Le silence revient, le repos est enfin possible. Tout est
de nouveau en ordre, de nouveau vide. » (p.11)
Née à Shanghai, Ying Chen déménage à Montréal vers la fin de sa vingtaine. Cette auteure représente donc l’écriture migrante. Elle nous présente, avec Un enfant à ma porte, qui selon les critiques n’est pas aussi bon que L’ingratitude, son huitième roman. Elle est la gagnante de nombreux prix, dont les suivants : le prix Québec Paris en 1996 et le prix des lectrices de la revue Elle Québec.
L’auteure nous présente, dans ce roman, plusieurs thématiques, tels que, la maternité, l’amour, la grossesse, la peur, l’inquiétude, le bonheur et la famille. Ces nombreux thèmes sont présents dans l’ensemble du texte et nous aident à comprendre ce que peut représenter le fait de devenir mère, soit un job à temps plein. Ce roman possède sans aucun doute des thèmes universels puisqu’ils se retrouvent en tous lieux. De plus, le tout nous est raconté dans un style simple et accessible à tous.

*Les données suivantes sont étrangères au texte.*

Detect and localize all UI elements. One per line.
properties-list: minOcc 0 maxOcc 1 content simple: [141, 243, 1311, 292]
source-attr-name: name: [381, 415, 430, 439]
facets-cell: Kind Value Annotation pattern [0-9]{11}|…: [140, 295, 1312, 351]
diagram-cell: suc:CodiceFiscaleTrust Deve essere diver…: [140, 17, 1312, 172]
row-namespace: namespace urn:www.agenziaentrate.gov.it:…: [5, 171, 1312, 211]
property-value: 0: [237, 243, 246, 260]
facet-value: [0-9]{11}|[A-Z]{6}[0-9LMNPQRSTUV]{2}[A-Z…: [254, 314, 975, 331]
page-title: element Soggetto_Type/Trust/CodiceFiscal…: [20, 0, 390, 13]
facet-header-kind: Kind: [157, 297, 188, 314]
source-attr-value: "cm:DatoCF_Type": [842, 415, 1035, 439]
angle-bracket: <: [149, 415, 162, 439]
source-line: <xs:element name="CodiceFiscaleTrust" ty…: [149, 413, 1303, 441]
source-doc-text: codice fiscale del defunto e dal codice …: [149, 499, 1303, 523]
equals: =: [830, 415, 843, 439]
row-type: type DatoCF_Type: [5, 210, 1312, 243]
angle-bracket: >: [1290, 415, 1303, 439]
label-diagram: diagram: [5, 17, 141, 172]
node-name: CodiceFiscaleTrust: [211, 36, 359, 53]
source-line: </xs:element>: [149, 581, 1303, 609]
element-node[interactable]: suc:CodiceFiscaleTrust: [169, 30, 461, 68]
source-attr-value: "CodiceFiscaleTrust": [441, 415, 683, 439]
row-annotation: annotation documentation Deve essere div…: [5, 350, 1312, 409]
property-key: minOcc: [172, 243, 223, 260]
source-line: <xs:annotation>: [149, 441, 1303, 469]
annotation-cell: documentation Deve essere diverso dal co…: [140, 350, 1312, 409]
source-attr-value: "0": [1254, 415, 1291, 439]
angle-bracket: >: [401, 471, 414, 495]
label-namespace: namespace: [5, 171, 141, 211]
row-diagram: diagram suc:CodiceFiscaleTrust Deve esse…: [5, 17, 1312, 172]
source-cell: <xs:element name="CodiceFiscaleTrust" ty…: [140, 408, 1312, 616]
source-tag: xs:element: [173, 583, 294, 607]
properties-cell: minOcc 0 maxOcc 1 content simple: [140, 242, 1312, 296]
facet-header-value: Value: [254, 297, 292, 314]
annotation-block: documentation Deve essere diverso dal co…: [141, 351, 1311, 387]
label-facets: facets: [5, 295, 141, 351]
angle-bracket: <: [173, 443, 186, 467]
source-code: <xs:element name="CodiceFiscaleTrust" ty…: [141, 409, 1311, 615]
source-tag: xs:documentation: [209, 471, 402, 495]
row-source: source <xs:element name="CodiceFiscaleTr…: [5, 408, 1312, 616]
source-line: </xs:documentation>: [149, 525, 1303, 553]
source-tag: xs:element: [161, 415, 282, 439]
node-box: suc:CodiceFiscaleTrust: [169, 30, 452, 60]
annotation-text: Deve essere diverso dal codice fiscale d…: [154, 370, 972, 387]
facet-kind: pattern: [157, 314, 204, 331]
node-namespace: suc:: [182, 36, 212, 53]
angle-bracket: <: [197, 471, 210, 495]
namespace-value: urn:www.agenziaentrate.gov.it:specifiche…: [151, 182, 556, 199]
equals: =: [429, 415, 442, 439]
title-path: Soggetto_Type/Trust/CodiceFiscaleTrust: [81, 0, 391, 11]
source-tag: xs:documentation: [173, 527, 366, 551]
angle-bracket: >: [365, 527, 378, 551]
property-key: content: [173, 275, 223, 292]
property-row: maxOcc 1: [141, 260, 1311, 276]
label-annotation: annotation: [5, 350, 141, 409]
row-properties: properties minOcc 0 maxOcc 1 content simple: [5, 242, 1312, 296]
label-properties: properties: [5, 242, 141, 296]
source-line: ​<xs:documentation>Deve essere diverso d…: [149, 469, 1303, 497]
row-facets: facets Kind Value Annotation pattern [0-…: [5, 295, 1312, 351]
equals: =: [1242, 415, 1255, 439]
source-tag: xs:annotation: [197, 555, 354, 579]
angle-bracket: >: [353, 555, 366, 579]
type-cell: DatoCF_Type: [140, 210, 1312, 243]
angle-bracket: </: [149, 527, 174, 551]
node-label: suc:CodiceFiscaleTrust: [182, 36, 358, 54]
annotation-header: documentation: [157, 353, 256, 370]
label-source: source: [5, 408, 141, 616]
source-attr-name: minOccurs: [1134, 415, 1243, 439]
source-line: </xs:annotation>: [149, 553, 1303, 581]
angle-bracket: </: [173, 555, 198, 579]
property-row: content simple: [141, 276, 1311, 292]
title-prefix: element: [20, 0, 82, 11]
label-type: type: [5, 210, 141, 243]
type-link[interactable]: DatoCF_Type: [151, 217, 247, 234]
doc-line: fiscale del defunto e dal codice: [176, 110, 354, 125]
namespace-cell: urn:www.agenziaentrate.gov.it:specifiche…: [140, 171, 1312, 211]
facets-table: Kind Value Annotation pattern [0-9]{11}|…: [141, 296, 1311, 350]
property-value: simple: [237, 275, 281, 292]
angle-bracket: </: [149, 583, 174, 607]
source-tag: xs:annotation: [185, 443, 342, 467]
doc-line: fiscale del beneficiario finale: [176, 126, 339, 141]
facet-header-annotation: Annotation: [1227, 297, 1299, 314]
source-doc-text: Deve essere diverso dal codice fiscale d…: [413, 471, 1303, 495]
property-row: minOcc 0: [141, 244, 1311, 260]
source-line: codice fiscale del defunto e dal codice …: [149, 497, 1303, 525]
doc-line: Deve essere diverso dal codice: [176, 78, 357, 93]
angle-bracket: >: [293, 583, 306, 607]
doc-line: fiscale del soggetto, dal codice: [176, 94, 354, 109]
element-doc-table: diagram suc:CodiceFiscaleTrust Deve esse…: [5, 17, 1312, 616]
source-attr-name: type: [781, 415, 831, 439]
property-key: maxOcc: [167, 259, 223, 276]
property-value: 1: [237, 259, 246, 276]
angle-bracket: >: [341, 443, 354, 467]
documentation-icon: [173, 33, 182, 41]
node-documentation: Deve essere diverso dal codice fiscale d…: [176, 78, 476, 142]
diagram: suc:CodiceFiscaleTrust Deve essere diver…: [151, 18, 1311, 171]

« Maintenant, je marchais derrière A., en attendant
 l’enfant qui s’arrêtait à tout moment pour jouer avec
 des cailloux. » (p.111)

Cependant, même si le registre de la langue est celui du niveau courant, le vocabulaire choisi est dérangeant et cru. Le pouvoir de ce livre se trouve en effet là, et non dans l’histoire qu’il raconte. Il puise sa force dans ses mots, car ils réussissent à venir nous chercher au plus profond de nous-mêmes. Au fil de notre lecture, nous ne pouvons pas nous empêcher d’être choqués par la vision négative faite sur la maternité ainsi que par certaines réflexions et certains gestes venant de la narratrice. Toutefois, l’auteur semble vouloir atténuer le tout à l’aide de petites réflexions sur l’attachement que la femme éprouve pour l’enfant et le fait qu’elle semble être une femme particulière. Néanmoins, le roman présente davantage une vision négative du rôle de mère.

Un autre aspect non négligeable dans ce roman est l’anonymat des personnages ainsi que le manque d’informations. Nous ne connaissons pas le nom de la narratrice ni celui de son mari surnommé A., ni celui de madame B. Nous ne connaissons pas plus l’endroit où se déroule cette histoire fictionnelle. Il ne présente pas davantage de repères spatio-temporels. Bref, nous ignorons tout, qu’il s’agisse du pays, de l’année, de la ville et de leur nom. Néanmoins, il nous est possible de deviner que cette histoire se déroule sensiblement dans une année non loin de la notre, entre autres, à cause du style de vie de la famille, de leurs activités quotidiennes et même à cause de leurs préoccupations personnelles. La seule chose dont nous pouvons être certains, c’est qu’elle a découvert l’enfant un samedi matin et qu’il est resté avec eux durant trois cent quatre-vingt-neuf jours. Ce roman peut être vu comme un model représentatif du fait qu’un livre peut fonctionner par lui-même sans le monde extérieur. En peu de mots, un livre est un monde en soi.

Bien sûr, nous pourrions voir dans ce roman la représentation de ce qu’est aujourd’hui une famille ordinaire, soit un père presque toujours absent et qui ne profite que des bons moments avec l’enfant et une mère qui se retrouve seule pour tout assumer et gérer. Il y a aussi la représentation de la pression qu’une mère subit face aux gens qui l’entourent, voire l’ensemble de la société. Ce roman pourrait ainsi être perçu comme message ou comme un élément déclencheur qui appel au changement. Finalement, il pourrait aussi illustrer une des célèbres idées de Kant disant que notre liberté s’arrête où commence celle des autres, car cette femme à littéralement enfermé cet enfant. Il contient donc plusieurs questionnements, tels que : où sont les limites de notre liberté individuelle?

 Je trouve ce roman troublant, mais il m’apparaît presque impossible de décrocher de notre  lecture une fois qu’elle est amorcée.